CREDIT: TOBY MELVILLE |
Crunched levels of affordability have flattened asking prices, despite climbing demand for homes.
Online portal Rightmove reported that asking prices for homes are largely flat, with the average property valued just 0.1pc higher in July than in June.
The annual rate of growth was just 2.8pc, with crunched levels of affordability slowing down any increase in prices. This puts the average asking price for a home in the UK at £316,421.
Rightmove also said there has been an annual increase of 4.6pc in the number of agreed sales, with 7.6pc more sellers coming to market compared to last June and 45pc of agents’ stock sold.
This is at odds with the findings of the survey last week by the Royal Institution of Chartered Surveyors, which reported stalling activity in the market and a record low level of stock. However, this could be explained partly by its focus on London, and by the decline in activity and prices a year ago after the referendum to leave the EU. Last July there was a monthly fall of 0.9pc as uncertainty over the referendum result.
The high demand and low level of stock have kept asking prices buoyant.
Miles Shipside, Rightmove’s director, said that despite high levels of demand, “especially as you go further north, sellers should note the market remains very price sensitive as some properties are hitting their price ceiling."
He said: "Buyers, many of whom are sellers too, will struggle to afford to pay much more.

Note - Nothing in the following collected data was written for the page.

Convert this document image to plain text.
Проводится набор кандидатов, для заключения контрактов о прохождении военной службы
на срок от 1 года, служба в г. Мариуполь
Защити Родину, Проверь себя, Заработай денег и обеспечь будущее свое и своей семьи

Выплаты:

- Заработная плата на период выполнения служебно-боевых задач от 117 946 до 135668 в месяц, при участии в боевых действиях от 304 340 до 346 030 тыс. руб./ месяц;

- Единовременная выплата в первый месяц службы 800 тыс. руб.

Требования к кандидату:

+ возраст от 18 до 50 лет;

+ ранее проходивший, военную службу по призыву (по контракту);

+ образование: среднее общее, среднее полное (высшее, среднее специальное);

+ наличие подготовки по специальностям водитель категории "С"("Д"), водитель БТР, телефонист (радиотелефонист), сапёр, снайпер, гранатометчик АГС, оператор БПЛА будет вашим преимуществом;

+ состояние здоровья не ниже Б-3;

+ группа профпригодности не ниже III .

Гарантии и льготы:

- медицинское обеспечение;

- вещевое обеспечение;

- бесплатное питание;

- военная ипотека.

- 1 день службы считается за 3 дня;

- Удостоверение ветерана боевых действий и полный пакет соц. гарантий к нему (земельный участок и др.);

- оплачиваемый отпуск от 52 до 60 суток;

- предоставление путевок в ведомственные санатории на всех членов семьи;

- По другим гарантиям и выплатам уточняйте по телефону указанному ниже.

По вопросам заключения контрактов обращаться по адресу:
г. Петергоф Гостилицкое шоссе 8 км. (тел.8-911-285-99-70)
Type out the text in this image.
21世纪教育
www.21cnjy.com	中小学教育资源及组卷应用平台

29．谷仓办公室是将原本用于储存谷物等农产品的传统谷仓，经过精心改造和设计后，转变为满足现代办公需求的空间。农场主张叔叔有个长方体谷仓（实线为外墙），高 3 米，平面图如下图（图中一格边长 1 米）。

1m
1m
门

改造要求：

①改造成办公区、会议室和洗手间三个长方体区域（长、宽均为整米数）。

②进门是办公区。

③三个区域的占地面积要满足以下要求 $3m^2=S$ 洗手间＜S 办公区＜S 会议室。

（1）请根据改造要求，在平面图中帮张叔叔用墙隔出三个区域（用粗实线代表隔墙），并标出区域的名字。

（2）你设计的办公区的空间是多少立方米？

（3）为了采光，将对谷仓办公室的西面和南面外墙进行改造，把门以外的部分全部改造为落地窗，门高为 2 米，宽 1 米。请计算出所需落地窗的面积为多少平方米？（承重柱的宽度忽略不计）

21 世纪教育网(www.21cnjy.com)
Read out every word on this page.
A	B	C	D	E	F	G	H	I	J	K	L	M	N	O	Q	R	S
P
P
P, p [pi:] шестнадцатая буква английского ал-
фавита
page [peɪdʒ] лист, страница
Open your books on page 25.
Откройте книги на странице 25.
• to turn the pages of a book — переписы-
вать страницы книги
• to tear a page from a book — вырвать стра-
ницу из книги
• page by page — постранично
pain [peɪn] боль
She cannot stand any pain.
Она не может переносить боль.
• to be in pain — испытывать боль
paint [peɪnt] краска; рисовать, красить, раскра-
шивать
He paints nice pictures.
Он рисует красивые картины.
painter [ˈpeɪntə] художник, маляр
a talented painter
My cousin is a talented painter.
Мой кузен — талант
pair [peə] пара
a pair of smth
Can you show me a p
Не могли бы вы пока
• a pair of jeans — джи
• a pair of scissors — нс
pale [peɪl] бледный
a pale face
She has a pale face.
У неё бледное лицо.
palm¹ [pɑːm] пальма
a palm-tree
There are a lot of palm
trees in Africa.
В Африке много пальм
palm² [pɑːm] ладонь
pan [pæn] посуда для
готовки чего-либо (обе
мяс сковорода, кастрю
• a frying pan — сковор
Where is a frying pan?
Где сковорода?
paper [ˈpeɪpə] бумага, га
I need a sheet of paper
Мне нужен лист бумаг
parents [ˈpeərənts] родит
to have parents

CREDIT: JOHNNY GREIG UK / ALAMY |
Monthly rises in asking prices were recorded in London, the South East, Wales and the West Midlands.
He added: “High demand will continue to underpin prices, but we are seeing stretched affordability limiting the pace of rises, especially in the south of the country.”
It comes as Countrywide reported the average rent in Great Britain has increased 1.1pc in the year to June, up on last month’s 0.5pc.
In London, however, rents have been falling, down 0.8pc in the same period, and these falls were offset by increases across the rest of the country.
It also reported that the level of overseas-based landlords has more than halved since 2010, reaching a record low.
Across the country the amount of foreign landlords has gone from 12pc in 2010 to 5pc in the year-to-date. In London that collapse has been even more dramatic, falling from 26pc to 11pc this year.
This is due to a decline in foreign investment in buy-to-let, which Johnny Morris, research director at Countrywide, said was caused by “a steady increase in foreign investors’ tax bills combined with more recent falling expectations of price growth in London”.
He added: “As well as having to contend with increased stamp duty and the annual tax on enveloped dwellings (ATED), overseas investors also saw the removal of capital gains tax exemptions in 2015.
It found that 33pc of foreign landlords in London are from Asia, and that last year the average overseas-based landlord earned 35pc more in rent than those that were UK resident.